Другие подошли к власти неосторожно близко и не смогли пережить крушения. 13 мая застрелился Фадеев, оставив грозное письмо руководству страны, которое назвал «нуворишами от великого ленинского учения». «Мне очень жаль милого Александра Александровича – в нем – под всеми наслоениями – чувствовался русский самородок, большой человек, но боже, что это были за наслоения! Вся брехня Сталинской эпохи, все ее идиотские зверства, весь ее страшный бюрократизм, вся ее растленность и казенность находили в нем послушное орудие», – записывал Чуковский в дневнике. «Он – по существу добрый, человечный, любящий литературу „до слез умиления“, должен был вести литературный корабль самым гибельным и позорным путем – и пытался совместить человечность с гепеушничеством. Отсюда зигзаги его поведения, отсюда его замученная СОВЕСТЬ в последние годы». Елена Цезаревна Чуковская в комментариях к дневнику справедливо замечает: «Нельзя не заметить, что некоторые мысли Чуковского из его дневника совпадают с тем, что пишет о себе Фадеев в своем предсмертном письме».
И в самом деле: вот что писал Фадеев: «Созданный для большого творчества во имя коммунизма, с шестнадцати лет связанный с партией, рабочими и крестьянами, наделенный богом талантом незаурядным, я был полон самых высоких мыслей и чувств, какие только может породить жизнь народа, соединенная с прекрасными идеалами коммунизма. Но меня превратили в лошадь ломового извоза, всю жизнь я плелся под кладью бездарных, неоправданных, могущих быть выполненными любым человеком, неисчислимых бюрократических дел… Жизнь моя, как писателя, теряет всякий смысл, и я с превеликой радостью, как избавление от этого гнусного существования, где на тебя обрушивается подлость, ложь и клевета, ухожу из этой жизни».
После самоубийства Фадеева Чуковского, пожалуй, больше всего заботит состояние тех людей, кому был близок и дорог покойный: писатель Либединский, бывший у Фадеева в гостях накануне самоубийства, лежит в предынфарктном состоянии, Маргарита Алигер, «одна из вдов» Фадеева (по выражению Чуковского), окаменела от горя. «Я взял Алигер в машину и отвез ее домой, потом поехал к Назым Хикмету, за врачихой» – отправил врача к Либединскому, затем к Алигер. Несколько дней спустя он разговаривает с Маргаритой Иосифовной о Фадееве, ведет ее гулять… судя по частоте упоминаний об ее посещениях в дневнике, ее в это время очень тянуло к умному и понимающему Корнею Ивановичу.

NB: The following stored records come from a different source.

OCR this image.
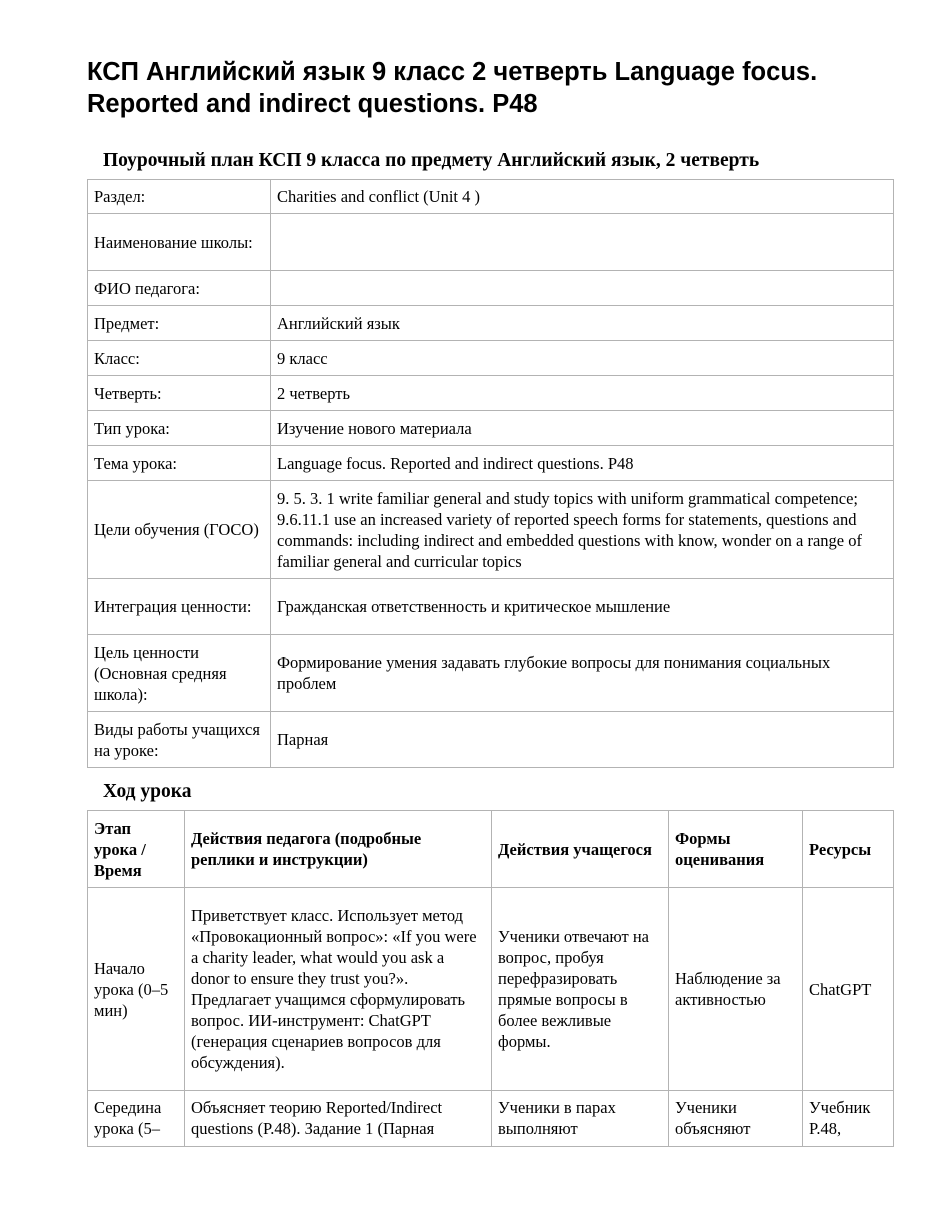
КСП Английский язык 9 класс 2 четверть Language focus. Reported and indirect questions. P48
Поурочный план КСП 9 класса по предмету Английский язык, 2 четверть
Раздел:	Charities and conflict (Unit 4 )
Наименование школы:	
ФИО педагога:	
Предмет:	Английский язык
Класс:	9 класс
Четверть:	2 четверть
Тип урока:	Изучение нового материала
Тема урока:	Language focus. Reported and indirect questions. P48
Цели обучения (ГОСО)	9. 5. 3. 1 write familiar general and study topics with uniform grammatical competence; 9.6.11.1 use an increased variety of reported speech forms for statements, questions and commands: including indirect and embedded questions with know, wonder on a range of familiar general and curricular topics
Интеграция ценности:	Гражданская ответственность и критическое мышление
Цель ценности (Основная средняя школа):	Формирование умения задавать глубокие вопросы для понимания социальных проблем
Виды работы учащихся на уроке:	Парная
Ход урока
Этап урока / Время	Действия педагога (подробные реплики и инструкции)	Действия учащегося	Формы оценивания	Ресурсы
Начало урока (0–5 мин)	Приветствует класс. Использует метод «Провокационный вопрос»: «If you were a charity leader, what would you ask a donor to ensure they trust you?». Предлагает учащимся сформулировать вопрос. ИИ-инструмент: ChatGPT (генерация сценариев вопросов для обсуждения).	Ученики отвечают на вопрос, пробуя перефразировать прямые вопросы в более вежливые формы.	Наблюдение за активностью	ChatGPT
Середина урока (5–	Объясняет теорию Reported/Indirect questions (P.48). Задание 1 (Парная	Ученики в парах выполняют	Ученики объясняют	Учебник P.48,
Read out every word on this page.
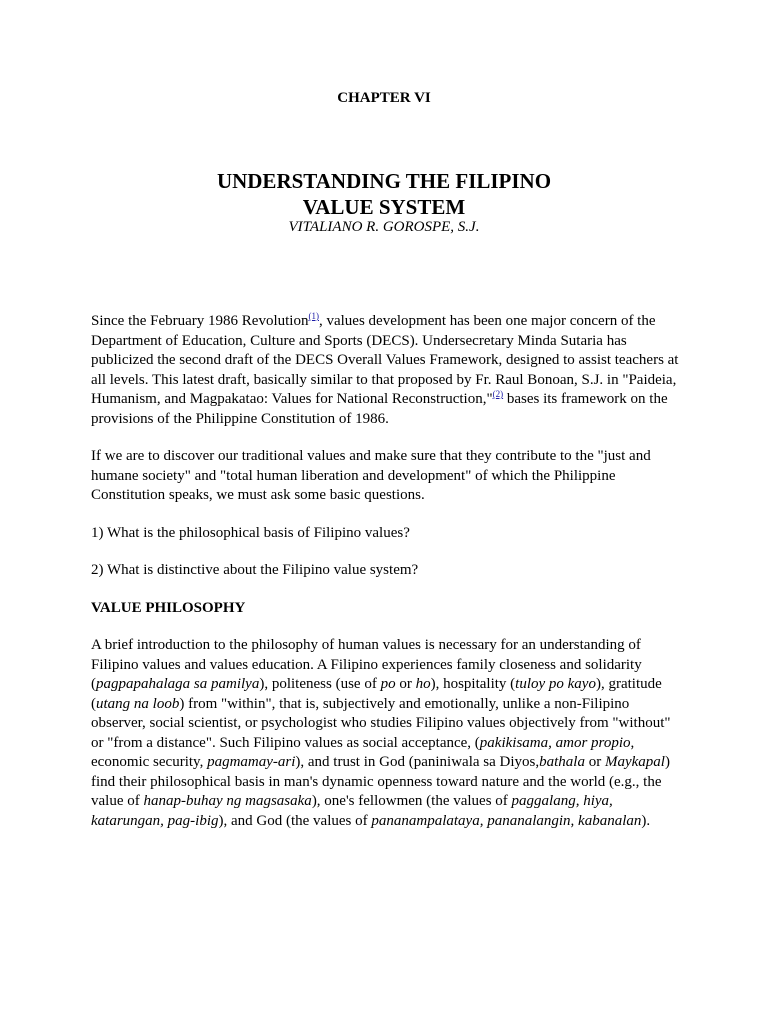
CHAPTER VI
UNDERSTANDING THE FILIPINO
VALUE SYSTEM
VITALIANO R. GOROSPE, S.J.

Since the February 1986 Revolution$^{(1)}$, values development has been one major concern of the Department of Education, Culture and Sports (DECS). Undersecretary Minda Sutaria has publicized the second draft of the DECS Overall Values Framework, designed to assist teachers at all levels. This latest draft, basically similar to that proposed by Fr. Raul Bonoan, S.J. in "Paideia, Humanism, and Magpakatao: Values for National Reconstruction,"$^{(2)}$ bases its framework on the provisions of the Philippine Constitution of 1986.

If we are to discover our traditional values and make sure that they contribute to the "just and humane society" and "total human liberation and development" of which the Philippine Constitution speaks, we must ask some basic questions.

1) What is the philosophical basis of Filipino values?

2) What is distinctive about the Filipino value system?

VALUE PHILOSOPHY

A brief introduction to the philosophy of human values is necessary for an understanding of Filipino values and values education. A Filipino experiences family closeness and solidarity (pagpapahalaga sa pamilya), politeness (use of po or ho), hospitality (tuloy po kayo), gratitude (utang na loob) from "within", that is, subjectively and emotionally, unlike a non-Filipino observer, social scientist, or psychologist who studies Filipino values objectively from "without" or "from a distance". Such Filipino values as social acceptance, (pakikisama, amor propio, economic security, pagmamay-ari), and trust in God (paniniwala sa Diyos,bathala or Maykapal) find their philosophical basis in man's dynamic openness toward nature and the world (e.g., the value of hanap-buhay ng magsasaka), one's fellowmen (the values of paggalang, hiya, katarungan, pag-ibig), and God (the values of pananampalataya, pananalangin, kabanalan).
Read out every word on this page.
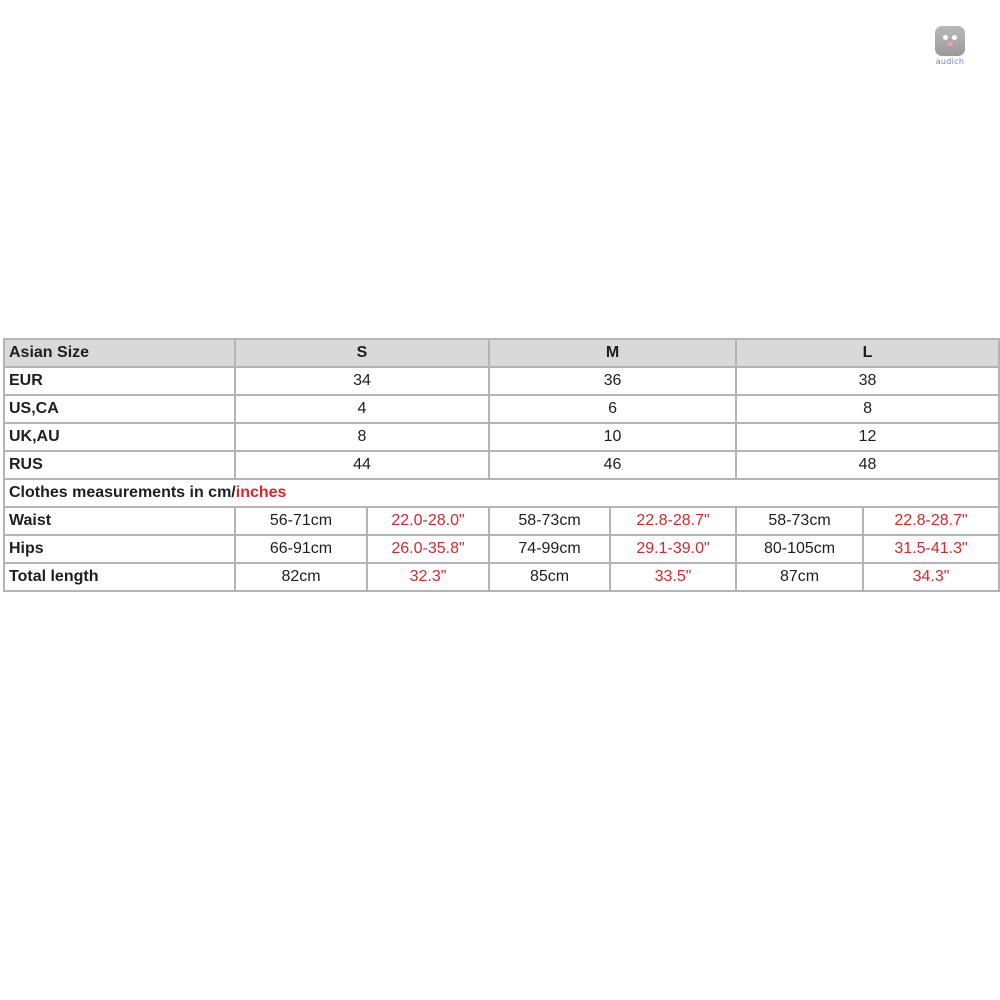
audich
Asian Size	S		M		L	
EUR	34		36		38	
US,CA	4		6		8	
UK,AU	8		10		12	
RUS	44		46		48	
Clothes measurements in cm/inches						
Waist	56-71cm	22.0-28.0"	58-73cm	22.8-28.7"	58-73cm	22.8-28.7"
Hips	66-91cm	26.0-35.8"	74-99cm	29.1-39.0"	80-105cm	31.5-41.3"
Total length	82cm	32.3"	85cm	33.5"	87cm	34.3"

Начинаются первые посмертные реабилитации: Квитко, Мейерхольд. Вернулся из лагеря Лев Гумилев. В переделкинском доме у К. И. гостит вернувшаяся из лагеря Елена Тагер, Чуковский помогает ей с литературной работой. Лидия Корнеевна начала хлопоты о реабилитации Матвея Петровича Бронштейна. «Увы, без нее невозможно воскресить его книги», – заметила она в «Записках об Анне Ахматовой».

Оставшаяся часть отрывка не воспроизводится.